Kansas also is the birthplace of many other notable things. The first ever recorded F5 tornado descended and promptly destroyed Greensburg, Kansas in 2007. In 1928 a tornado touched down that was so strong it actually blew the feathers off of chickens! Since they first started keeping track in 1950, Kansas experienced an average of 61 tornados a year. Unfortunately for them, since 2003 Kansas has “enjoyed” an average of 112 twisters a year. I am sure this is due solely to increased testing.
Kansas is home to some gastronomic additions to the American landscape. Both Pizza Hut and the White Castle hamburger chain were founded in Kansas. In fact, both were born near the University town of Wichita. Oddly enough, there are no longer any White Castle restaurants in the State. Unfortunately for the residents, there are still Pizza Huts. The “Icee” soft drink also originated in Kansas, as did the graham cracker. The s’mores ingredient was created by a Minister named Graham who wanted to make sure folks had some sort of cracker based on whole wheat. It did not quite work out that way in the long run, but if you really want to find whole wheat baked goods, I am pretty sure I saw some in Wal-Mart. The helicopter was invented in Kansas, and the first aircraft manufacturing factory was locared in Kansas. (That is aircraft plural, Orville and Wilbur don’t count.)
But Kansas is still more than tornados, bread, and mediocre restaurants. There are many sights and things to do that can only be found in Kansas. Want to see a really big water slide? Forget Disney, or Sea World, you need to head to the Schlitterbahn Water Park in Kansas City, one of the slides there is taller than Niagara Falls (which is not in Kansas). No barrel required.
String your thing? Head on over to Cawker, Kansas and you can feast your eyes on a roll of twine that is more than 5,000 pounds. In the mid 1950’s Frank Strober started the ball of twine and later gave it to the City. Residents and visitors have been adding to it every year during Cawker’s annual “Twine-A-Thon”. Surely something no one should miss!
How about a really big swimming pool? The Lee Richardson Zoo in Garden City, Kansas boasts of a swimming pool that occupies more than a half a city block and contains more than two and a half million gallons of water. I can personally attest that this is a LOT bigger than any of the three pools in Garden City, New York. If you are planning on visiting, I am sorry, but I am not sure of the cleaning schedule.
And be sure to visit Russell Springs in Logan County, Kansas.
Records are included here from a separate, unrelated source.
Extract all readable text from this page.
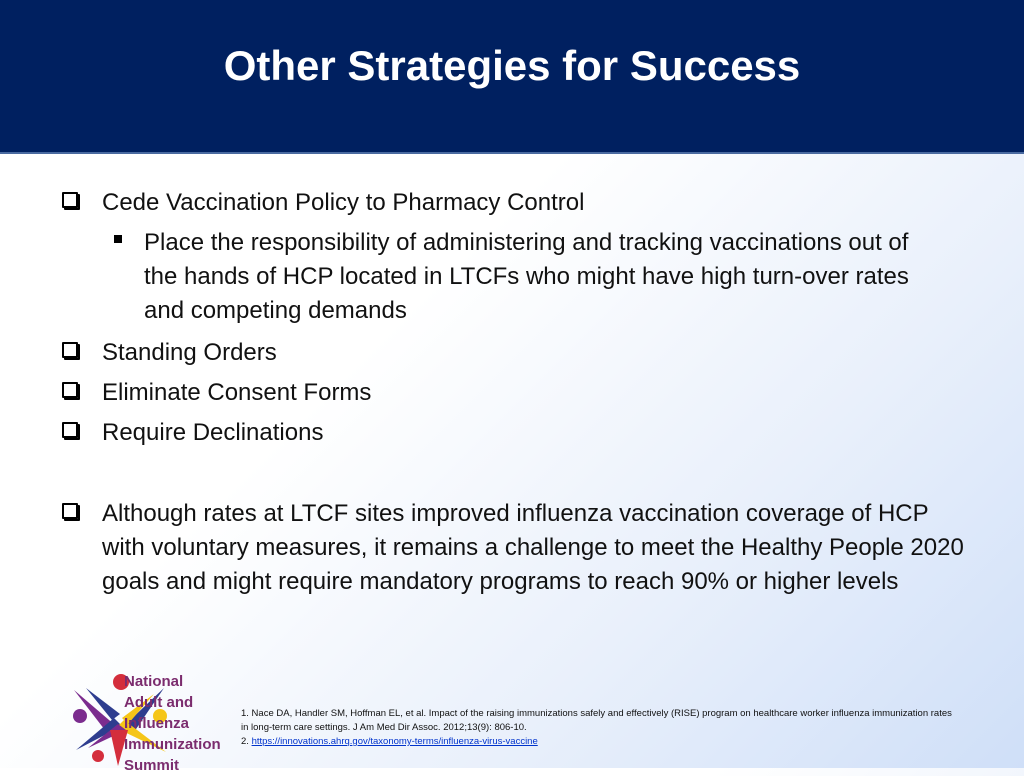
Other Strategies for Success
Cede Vaccination Policy to Pharmacy Control
Place the responsibility of administering and tracking vaccinations out of the hands of HCP located in LTCFs who might have high turn-over rates and competing demands
Standing Orders
Eliminate Consent Forms
Require Declinations
Although rates at LTCF sites improved influenza vaccination coverage of HCP with voluntary measures, it remains a challenge to meet the Healthy People 2020 goals and might require mandatory programs to reach 90% or higher levels
National
Adult and
Influenza
Immunization
Summit
1. Nace DA, Handler SM, Hoffman EL, et al. Impact of the raising immunizations safely and effectively (RISE) program on healthcare worker influenza immunization rates in long-term care settings. J Am Med Dir Assoc. 2012;13(9): 806-10.
2. https://innovations.ahrq.gov/taxonomy-terms/influenza-virus-vaccine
You wouldn’t want to miss the “Cow Chip” capitol, would you?
So, Kansas is flat, has bad weather, lots of wheat, mediocre restaurants, a big ball of twine, a huge swimming pool, and the cow chip capitol. What else can Kansas offer? Why the usual closing of some weird laws!
It is illegal to shoot rabbits from a motorboat.
Pedestrians crossing the road at night must wear taillights.
It is illegal to catch fish with your bare hands.
One may not hunt ducks with the assistance of mules.
In Lawrence, Kansas it is illegal to wear a bee in your hat.
In Overland Park, Kansas it is illegal to picket a funeral.
But my absolute favourite odd law is that it is illegal to hunt whales. One must wonder how this one got on the books considering that Kansas is completely landlocked.